Absolutely!  I’m a very private person and these words brought up a lot of emotion for me during the process.  It’s always going to be scary to allow people to peek into your life, but it’s expected when you’re creating something that you want people to hear.

 

What is the best lyric that you ever wrote (the most meaningful for you)? 

The song “Saints in Masquerade is actually my “f—- you song”.  It’s the most meaningful on the album for me, due to a series of difficult things that I experienced before this band formed. “I hear you howl, in soft disguise” is one of my favorite lines to sing from that song.

 

What inspired “The Constant” from your forthcoming album Dark Celebration? 

The lyrics for The Constant kind of developed into this song about someone (a hero of sorts) who’s trying to save others from harm, but is unsuccessful because they don’t want to – or can’t be – helped.  My husband and I worked on this one together a bit and we recognized the direction it was going.  It’s not a conventional topic necessarily, which I love.

Do you remember the day you wrote “For The Loveless”? 

Yes, I do!  We’d seen a documentary on a portion of the population that lock themselves away from society and remain isolated.  We knew we wanted this song to be about that after the music was written.  From there it kind of flowed from pen to paper and I think the message is definitely there.  It’s not a love song – it’s deeper than that.

 

Is there a link/a common theme among the songs of the new album? 

There’s somewhat of a constant theme when I look at the album as a whole.  It’s unconventional, but it’s about more than just love and loss, it’s about the mysteries of this place we live in and recognizing that there’s more to it than what’s on the surface.

 

What is the best suggestion your producer gave you? 

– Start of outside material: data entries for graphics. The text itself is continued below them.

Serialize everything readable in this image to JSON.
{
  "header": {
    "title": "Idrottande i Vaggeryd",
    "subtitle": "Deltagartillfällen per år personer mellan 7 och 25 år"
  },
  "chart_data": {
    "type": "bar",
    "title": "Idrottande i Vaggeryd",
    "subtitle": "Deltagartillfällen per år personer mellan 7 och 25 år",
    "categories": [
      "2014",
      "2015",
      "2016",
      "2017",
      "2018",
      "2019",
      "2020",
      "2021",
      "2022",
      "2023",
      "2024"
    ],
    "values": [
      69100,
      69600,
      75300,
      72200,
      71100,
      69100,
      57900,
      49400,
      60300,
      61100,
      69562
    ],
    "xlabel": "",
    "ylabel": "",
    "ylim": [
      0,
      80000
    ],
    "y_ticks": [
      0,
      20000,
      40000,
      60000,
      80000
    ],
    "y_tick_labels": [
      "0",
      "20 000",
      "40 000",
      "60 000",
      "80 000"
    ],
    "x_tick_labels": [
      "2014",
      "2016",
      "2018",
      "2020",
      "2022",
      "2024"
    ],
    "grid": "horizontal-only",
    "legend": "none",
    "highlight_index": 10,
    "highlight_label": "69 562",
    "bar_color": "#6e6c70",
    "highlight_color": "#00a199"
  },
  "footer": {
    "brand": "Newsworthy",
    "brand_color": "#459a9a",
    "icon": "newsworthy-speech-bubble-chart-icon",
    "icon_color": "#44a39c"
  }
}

J. Robbins was a fantastic producer.  One important thing I figured out in the studio – with his help – is that I needed to remove the headphones from my ears and just feel the drums coming from the cans on the back of my head while recording vocals.  This way I could fully hear what was coming out of my mouth and trust my natural ear in order to sing in pitch, over this heavy music I wasn’t previously used to recording over in the past.

 

What are your plans for 2019? 

We have a few local Florida shows in May, then we’re going to be playing two shows back to back at Arlene’s Grocery in NYC for our album release, June 14th and 15th, with other great bands that we’re excited to play with.  Before the release, we’ll be releasing a third single and a video that we just completed.  After that, the sky’s the limit!  We’re open to whatever comes along.

To conclude the interview a short Q/A session, please answer the first thing that comes to your mind:

  • Define in one word your album Dark Celebration: Phoenix.
  • The best show you ever played: My favorite show so far was at Will’s Pub in Orlando – I can’t put my finger on it, but something changed for us as a band.
  • The one thing that you must have in your backstage: Gum.
  • The soundtrack of your childhood: So many different types of music, but I guess what comes to mind first would be Nirvana, Cyndi Lauper and The Beatles.
  • Your favorite song lyrically speaking, but not written by you: Another tough one, but the first that comes to mind is Jets to Brazil “Starry Configurations”.
  • Best relationship advice: Laugh with your partner – even when you want to strangle them – and you’ll make it through the worst fights.